Types of data synchronization
There are different types of data synchronization that can ensure the information you collect is consistent across multiple platforms. A few examples include:
- Two-way data synchronization: This refers to synchronization that takes place between mobile devices and personal computers. If you make a change on your mobile device, the change should automatically happen on your personal computer as well.
- Server-alerted synchronization: If there is a change made to the data on your server, you may automatically get an alert. Then, you can execute the computer command to synchronize your data.

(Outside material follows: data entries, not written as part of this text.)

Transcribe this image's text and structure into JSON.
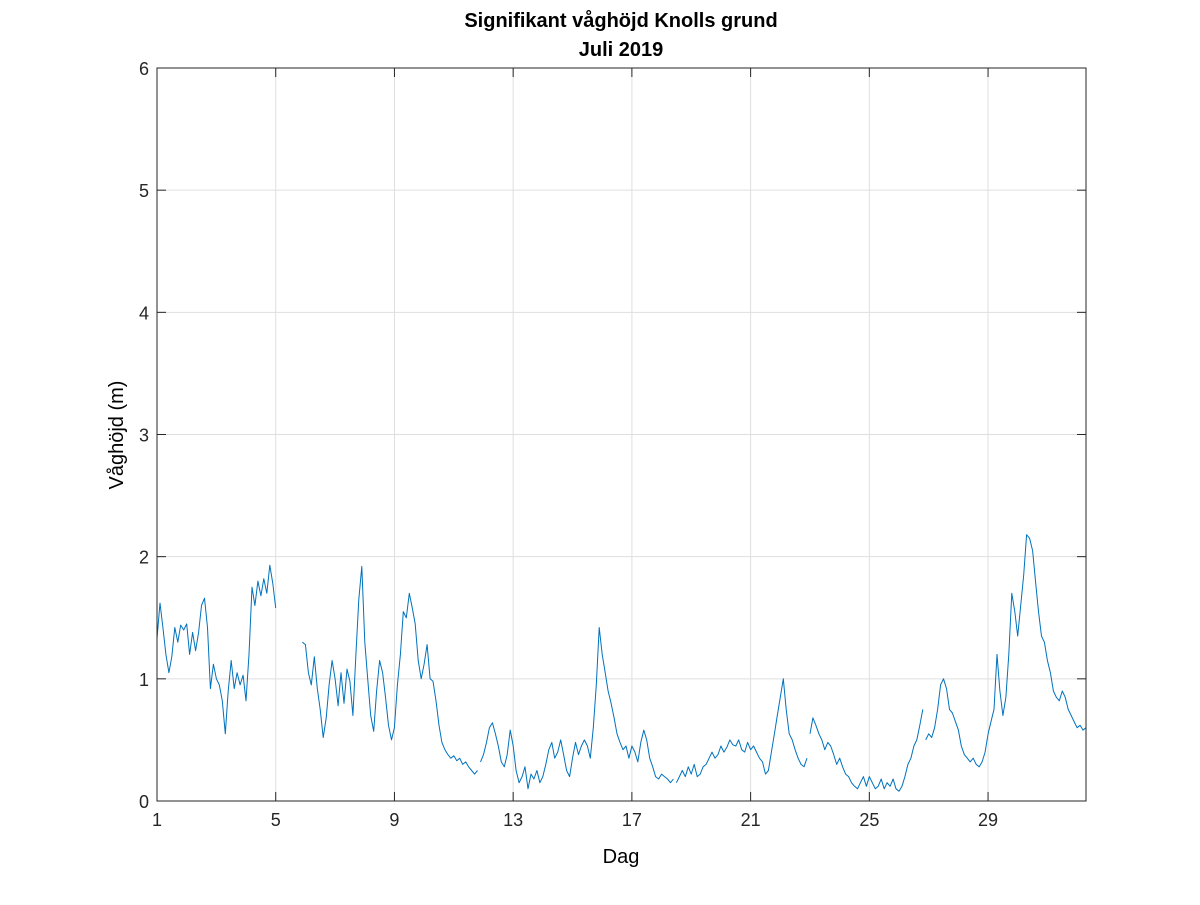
{
  "chart_data": {
    "type": "line",
    "title": "Signifikant våghöjd Knolls grund",
    "subtitle": "Juli 2019",
    "xlabel": "Dag",
    "ylabel": "Våghöjd (m)",
    "xlim": [
      1,
      32.3
    ],
    "ylim": [
      0,
      6
    ],
    "xticks": [
      1,
      5,
      9,
      13,
      17,
      21,
      25,
      29
    ],
    "yticks": [
      0,
      1,
      2,
      3,
      4,
      5,
      6
    ],
    "grid": true,
    "legend": "none",
    "colors": {
      "series": "#0072bd",
      "frame": "#262626",
      "grid": "#dfdfdf"
    },
    "series": [
      {
        "segments": [
          {
            "x": [
              1.0,
              1.1,
              1.2,
              1.3,
              1.4,
              1.5,
              1.6,
              1.7,
              1.8,
              1.9,
              2.0,
              2.1,
              2.2,
              2.3,
              2.4,
              2.5,
              2.6,
              2.7,
              2.8,
              2.9,
              3.0,
              3.1,
              3.2,
              3.3,
              3.4,
              3.5,
              3.6,
              3.7,
              3.8,
              3.9,
              4.0,
              4.1,
              4.2,
              4.3,
              4.4,
              4.5,
              4.6,
              4.7,
              4.8,
              4.9,
              5.0,
              5.1,
              5.2,
              5.3,
              5.4,
              5.5,
              5.6,
              5.7
            ],
            "y": [
              1.33,
              1.62,
              1.42,
              1.2,
              1.05,
              1.18,
              1.42,
              1.3,
              1.44,
              1.4,
              1.45,
              1.2,
              1.38,
              1.23,
              1.38,
              1.6,
              1.66,
              1.42,
              0.92,
              1.12,
              1.0,
              0.95,
              0.82,
              0.55,
              0.9,
              1.15,
              0.92,
              1.05,
              0.95,
              1.03,
              0.82,
              1.2,
              1.75,
              1.6,
              1.8,
              1.68,
              1.82,
              1.7,
              1.93,
              1.78,
              1.58,
              null,
              null,
              null,
              null,
              null,
              null,
              null
            ]
          },
          {
            "x": [
              5.9,
              6.0,
              6.1,
              6.2,
              6.3,
              6.4,
              6.5,
              6.6,
              6.7,
              6.8,
              6.9,
              7.0,
              7.1,
              7.2,
              7.3,
              7.4,
              7.5,
              7.6,
              7.7,
              7.8,
              7.9,
              8.0,
              8.1,
              8.2,
              8.3,
              8.4,
              8.5,
              8.6,
              8.7,
              8.8,
              8.9,
              9.0,
              9.1,
              9.2,
              9.3,
              9.4,
              9.5,
              9.6,
              9.7,
              9.8,
              9.9,
              10.0,
              10.1,
              10.2,
              10.3,
              10.4,
              10.5,
              10.6,
              10.7,
              10.8,
              10.9,
              11.0,
              11.1,
              11.2,
              11.3,
              11.4,
              11.5,
              11.6,
              11.7,
              11.8
            ],
            "y": [
              1.3,
              1.28,
              1.05,
              0.95,
              1.18,
              0.92,
              0.75,
              0.52,
              0.68,
              0.95,
              1.15,
              1.0,
              0.78,
              1.05,
              0.8,
              1.08,
              0.98,
              0.7,
              1.2,
              1.65,
              1.92,
              1.3,
              1.0,
              0.7,
              0.57,
              0.9,
              1.15,
              1.05,
              0.85,
              0.62,
              0.5,
              0.6,
              0.95,
              1.2,
              1.55,
              1.5,
              1.7,
              1.58,
              1.45,
              1.15,
              1.0,
              1.12,
              1.28,
              1.0,
              0.98,
              0.82,
              0.62,
              0.48,
              0.42,
              0.38,
              0.35,
              0.37,
              0.33,
              0.35,
              0.3,
              0.32,
              0.28,
              0.25,
              0.22,
              0.25
            ]
          },
          {
            "x": [
              11.9,
              12.0,
              12.1,
              12.2,
              12.3,
              12.4,
              12.5,
              12.6,
              12.7,
              12.8,
              12.9,
              13.0,
              13.1,
              13.2,
              13.3,
              13.4,
              13.5,
              13.6,
              13.7,
              13.8,
              13.9,
              14.0,
              14.1,
              14.2,
              14.3,
              14.4,
              14.5,
              14.6,
              14.7,
              14.8,
              14.9,
              15.0,
              15.1,
              15.2,
              15.3,
              15.4,
              15.5,
              15.6,
              15.7,
              15.8,
              15.9,
              16.0,
              16.1,
              16.2,
              16.3,
              16.4,
              16.5,
              16.6,
              16.7,
              16.8,
              16.9,
              17.0,
              17.1,
              17.2,
              17.3,
              17.4,
              17.5,
              17.6,
              17.7,
              17.8,
              17.9,
              18.0,
              18.1,
              18.2,
              18.3,
              18.4
            ],
            "y": [
              0.32,
              0.38,
              0.48,
              0.6,
              0.64,
              0.55,
              0.45,
              0.32,
              0.28,
              0.38,
              0.58,
              0.45,
              0.25,
              0.15,
              0.2,
              0.28,
              0.1,
              0.22,
              0.18,
              0.25,
              0.15,
              0.2,
              0.3,
              0.42,
              0.48,
              0.35,
              0.4,
              0.5,
              0.38,
              0.25,
              0.2,
              0.35,
              0.48,
              0.38,
              0.45,
              0.5,
              0.45,
              0.35,
              0.6,
              0.95,
              1.42,
              1.2,
              1.05,
              0.9,
              0.8,
              0.68,
              0.55,
              0.48,
              0.42,
              0.45,
              0.35,
              0.45,
              0.4,
              0.32,
              0.48,
              0.58,
              0.5,
              0.35,
              0.28,
              0.2,
              0.18,
              0.22,
              0.2,
              0.18,
              0.15,
              0.18
            ]
          },
          {
            "x": [
              18.5,
              18.6,
              18.7,
              18.8,
              18.9,
              19.0,
              19.1,
              19.2,
              19.3,
              19.4,
              19.5,
              19.6,
              19.7,
              19.8,
              19.9,
              20.0,
              20.1,
              20.2,
              20.3,
              20.4,
              20.5,
              20.6,
              20.7,
              20.8,
              20.9,
              21.0,
              21.1,
              21.2,
              21.3,
              21.4,
              21.5,
              21.6,
              21.7,
              21.8,
              21.9,
              22.0,
              22.1,
              22.2,
              22.3,
              22.4,
              22.5,
              22.6,
              22.7,
              22.8,
              22.9
            ],
            "y": [
              0.15,
              0.2,
              0.25,
              0.2,
              0.28,
              0.22,
              0.3,
              0.2,
              0.22,
              0.28,
              0.3,
              0.35,
              0.4,
              0.35,
              0.38,
              0.45,
              0.4,
              0.44,
              0.5,
              0.46,
              0.45,
              0.5,
              0.42,
              0.4,
              0.48,
              0.42,
              0.45,
              0.4,
              0.35,
              0.32,
              0.22,
              0.25,
              0.4,
              0.55,
              0.7,
              0.85,
              1.0,
              0.75,
              0.55,
              0.5,
              0.42,
              0.35,
              0.3,
              0.28,
              0.35
            ]
          },
          {
            "x": [
              23.0,
              23.1,
              23.2,
              23.3,
              23.4,
              23.5,
              23.6,
              23.7,
              23.8,
              23.9,
              24.0,
              24.1,
              24.2,
              24.3,
              24.4,
              24.5,
              24.6,
              24.7,
              24.8,
              24.9,
              25.0,
              25.1,
              25.2,
              25.3,
              25.4,
              25.5,
              25.6,
              25.7,
              25.8,
              25.9,
              26.0,
              26.1,
              26.2,
              26.3,
              26.4,
              26.5,
              26.6,
              26.7,
              26.8
            ],
            "y": [
              0.55,
              0.68,
              0.62,
              0.55,
              0.5,
              0.42,
              0.48,
              0.45,
              0.38,
              0.3,
              0.35,
              0.28,
              0.22,
              0.2,
              0.15,
              0.12,
              0.1,
              0.15,
              0.2,
              0.12,
              0.2,
              0.15,
              0.1,
              0.12,
              0.18,
              0.1,
              0.15,
              0.12,
              0.18,
              0.1,
              0.08,
              0.12,
              0.2,
              0.3,
              0.35,
              0.45,
              0.5,
              0.62,
              0.75
            ]
          },
          {
            "x": [
              26.9,
              27.0,
              27.1,
              27.2,
              27.3,
              27.4,
              27.5,
              27.6,
              27.7,
              27.8,
              27.9,
              28.0,
              28.1,
              28.2,
              28.3,
              28.4,
              28.5,
              28.6,
              28.7,
              28.8,
              28.9,
              29.0,
              29.1,
              29.2,
              29.3,
              29.4,
              29.5,
              29.6,
              29.7,
              29.8,
              29.9,
              30.0,
              30.1,
              30.2,
              30.3,
              30.4,
              30.5,
              30.6,
              30.7,
              30.8,
              30.9,
              31.0,
              31.1,
              31.2,
              31.3,
              31.4,
              31.5,
              31.6,
              31.7,
              31.8,
              31.9,
              32.0,
              32.1,
              32.2,
              32.3
            ],
            "y": [
              0.5,
              0.55,
              0.52,
              0.6,
              0.75,
              0.95,
              1.0,
              0.92,
              0.75,
              0.72,
              0.65,
              0.58,
              0.45,
              0.38,
              0.35,
              0.32,
              0.35,
              0.3,
              0.28,
              0.32,
              0.4,
              0.55,
              0.65,
              0.75,
              1.2,
              0.9,
              0.7,
              0.85,
              1.2,
              1.7,
              1.55,
              1.35,
              1.6,
              1.85,
              2.18,
              2.15,
              2.05,
              1.8,
              1.55,
              1.35,
              1.3,
              1.15,
              1.05,
              0.9,
              0.85,
              0.82,
              0.9,
              0.85,
              0.75,
              0.7,
              0.65,
              0.6,
              0.62,
              0.58,
              0.6
            ]
          }
        ]
      }
    ]
  }
}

- Server-initiated synchronization: This type of data integration occurs when the server detects changes in the data set. When the server detects the change, it will automatically send out a signal to all other connected devices and make the change in the data accordingly.
- Client-initiated synchronization: Finally, some data synchronization methods take place entirely through the client. When the client makes a change, they may execute a command to automatically refresh the information across all programs.
With access to an automated workflow, you can shorten the time it takes to synchronize your data across multiple platforms and devices. Having an automatic synchronization tool saves time and energy, and it allows multiple users to work on different computers because they'll all have access to the same real-time data.
Why is real-time data synchronization important?
Real-time data synchronization is important because you need to know when changes are made to the information you use daily. Numerous platforms can be used to track and store data in real time. A few examples include personal computers, mobile devices, websites, and even mobile apps.
If changes are made to the data on any of these platforms, that needs to be immediately reflected. That way, you know you are working with the most recent and accurate data set.
If you don't have access to clean, consistent data across all your platforms, how can you know which set of data is accurate and up to date? With data syncing, you can maintain data integrity across various formats.
Data integration is also important for regulatory issues. Both security and regulatory compliance hinge on the accuracy and consistency of your data. For this reason, data synchronization in the cloud is crucial for data security purposes.
Common challenges of business processes
As you learn more about how to synchronize data, you will come across a few common challenges. Some of the biggest challenges related to data synchronization include:
Lack of consistency in data
Without a doubt, one of the biggest challenges related to data synchronization is a lack of consistency in how data is entered and stored. You may have a lot of people responsible for entering data into various databases, but do you have a uniform process regarding how people should store their data?
If the data is not consistent, you may have a difficult time extracting any meaningful insights from that specific data set. You need to ensure that everyone on the team enters data in the same way. This will make it easier for you to synchronize that information with other platforms.
Inefficient data management
Your data has to be organized, managed, and integrated in real-time to ensure it is accurate. If you do not have effective data management, you could have rejected records due to formatting errors.
For example, your customers might call or email you, asking for information related to the estimated delivery date of their orders. But the only way you can tell your customers the exact delivery date is if your data is synchronized in real-time. If your data is not managed efficiently, you will have difficulty meeting customer expectations.
Inaccurate decision making
Finally, inaccurate decision-making is also a very big issue related to business processes. If your data is not accurate, the decisions you make will not be accurate either.
You need to make sure that decisions are made based on accurate data, and that is why data synchronization is important. If you do not synchronize your data, your team will not be able to make decisions based on accurate information, putting you at a disadvantage.